Can semantic search increase the efficiency of human rights defenders in building a shared database on restrictions of digital rights?
The experiment will test the potential for human rights organisations to interact with machine-generated intelligence in their work. The grantee will look into whether machine learning can increase the effectiveness and efficiency of human rights defenders in curating large collections of human rights documents, and enable them to make better use of data generated by collective intelligence. HURIDOCS will test algorithms to improve semantic search of human rights documents in a digital rights database covering 20 countries in the Arab League. Semantic search aims to improve search accuracy by understanding the searcher's intent and the contextual meaning of terms to generate more relevant results.
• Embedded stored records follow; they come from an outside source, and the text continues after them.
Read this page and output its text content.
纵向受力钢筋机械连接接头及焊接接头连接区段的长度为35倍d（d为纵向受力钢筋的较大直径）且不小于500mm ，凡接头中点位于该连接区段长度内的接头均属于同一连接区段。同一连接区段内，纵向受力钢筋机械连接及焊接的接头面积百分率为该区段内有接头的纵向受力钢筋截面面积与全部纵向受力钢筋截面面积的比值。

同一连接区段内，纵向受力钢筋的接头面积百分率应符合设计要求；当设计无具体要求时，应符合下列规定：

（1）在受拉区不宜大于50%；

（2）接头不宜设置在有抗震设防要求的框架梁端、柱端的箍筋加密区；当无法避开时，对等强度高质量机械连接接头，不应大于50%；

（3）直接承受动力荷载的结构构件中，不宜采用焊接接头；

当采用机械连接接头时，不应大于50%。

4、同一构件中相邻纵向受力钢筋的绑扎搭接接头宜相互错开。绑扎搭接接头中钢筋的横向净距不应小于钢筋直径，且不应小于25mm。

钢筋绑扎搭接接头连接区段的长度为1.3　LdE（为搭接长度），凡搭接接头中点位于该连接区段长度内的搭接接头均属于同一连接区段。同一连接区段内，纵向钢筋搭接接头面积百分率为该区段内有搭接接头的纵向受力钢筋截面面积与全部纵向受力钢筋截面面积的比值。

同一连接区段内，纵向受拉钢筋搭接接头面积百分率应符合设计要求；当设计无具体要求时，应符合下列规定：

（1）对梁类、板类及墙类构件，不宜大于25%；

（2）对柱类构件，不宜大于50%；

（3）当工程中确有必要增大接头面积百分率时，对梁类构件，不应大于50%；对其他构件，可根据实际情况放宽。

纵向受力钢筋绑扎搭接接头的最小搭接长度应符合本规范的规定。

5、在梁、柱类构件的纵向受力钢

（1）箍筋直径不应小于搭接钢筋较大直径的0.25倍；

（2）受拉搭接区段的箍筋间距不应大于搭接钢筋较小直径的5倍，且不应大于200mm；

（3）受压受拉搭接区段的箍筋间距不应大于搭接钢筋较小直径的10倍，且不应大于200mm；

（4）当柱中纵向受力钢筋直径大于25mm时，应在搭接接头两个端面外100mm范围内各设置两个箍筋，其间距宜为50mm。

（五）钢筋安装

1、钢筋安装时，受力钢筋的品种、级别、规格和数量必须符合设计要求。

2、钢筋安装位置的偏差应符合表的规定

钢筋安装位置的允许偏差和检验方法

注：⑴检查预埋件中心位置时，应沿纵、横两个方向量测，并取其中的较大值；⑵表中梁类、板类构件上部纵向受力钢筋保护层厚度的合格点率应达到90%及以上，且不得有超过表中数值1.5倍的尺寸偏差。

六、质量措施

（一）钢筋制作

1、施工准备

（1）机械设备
This means that search results will reveal not only documents containing exactly that word, but also will show documents from related fields that might use different terminology to talk about the same subject.
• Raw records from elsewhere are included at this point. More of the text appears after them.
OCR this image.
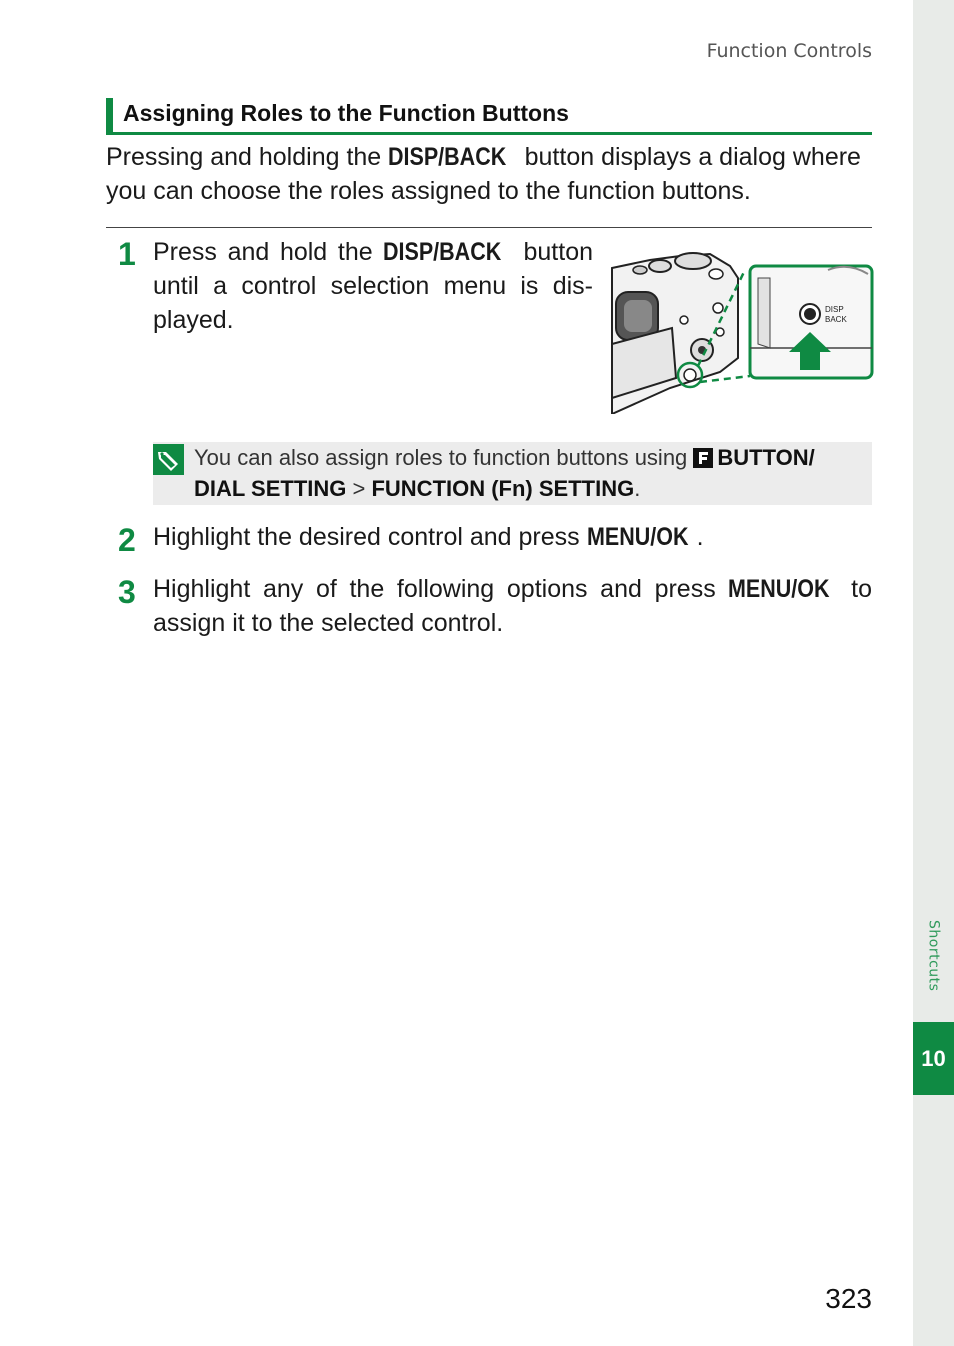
Shortcuts
10
Function Controls
Assigning Roles to the Function Buttons
Pressing and holding the DISP/BACK button displays a dialog where you can choose the roles assigned to the function buttons.
1 Press and hold the DISP/BACK button until a control selection menu is displayed.	DISP
BACK
You can also assign roles to function buttons using BUTTON/ DIAL SETTING > FUNCTION (Fn) SETTING.
2 Highlight the desired control and press MENU/OK .
3 Highlight any of the following options and press MENU/OK to assign it to the selected control.
323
The researchers found that one algorithm, FT_HR fasttext, outperformed the others in keyword searches. USE, an algorithm trained on large collections of documents, performed best when it came to searching similar sentences. The sample size for the second part of the experiment was too small to draw meaningful conclusions.
Making informed decisions in today’s saturated world requires not only the ability to access information, but also the ability to filter it based on its relevance to your needs. This is true across many different sectors, including human rights. From legislation and legal cases to progress reports and diplomatic commitments, there exists an abundance of human rights information that can potentially support efforts to protect people’s fundamental dignity and freedoms. For this information to be meaningful, however, human rights defenders need to be able to quickly and efficiently find it - and human rights defenders are a diverse group, working across multiple languages, sets of terminology and professional expertises. This means joining different databases, and therefore accessing the knowledge in them, is challenging and can hinder collaboration between different groups who all pursue the same goal.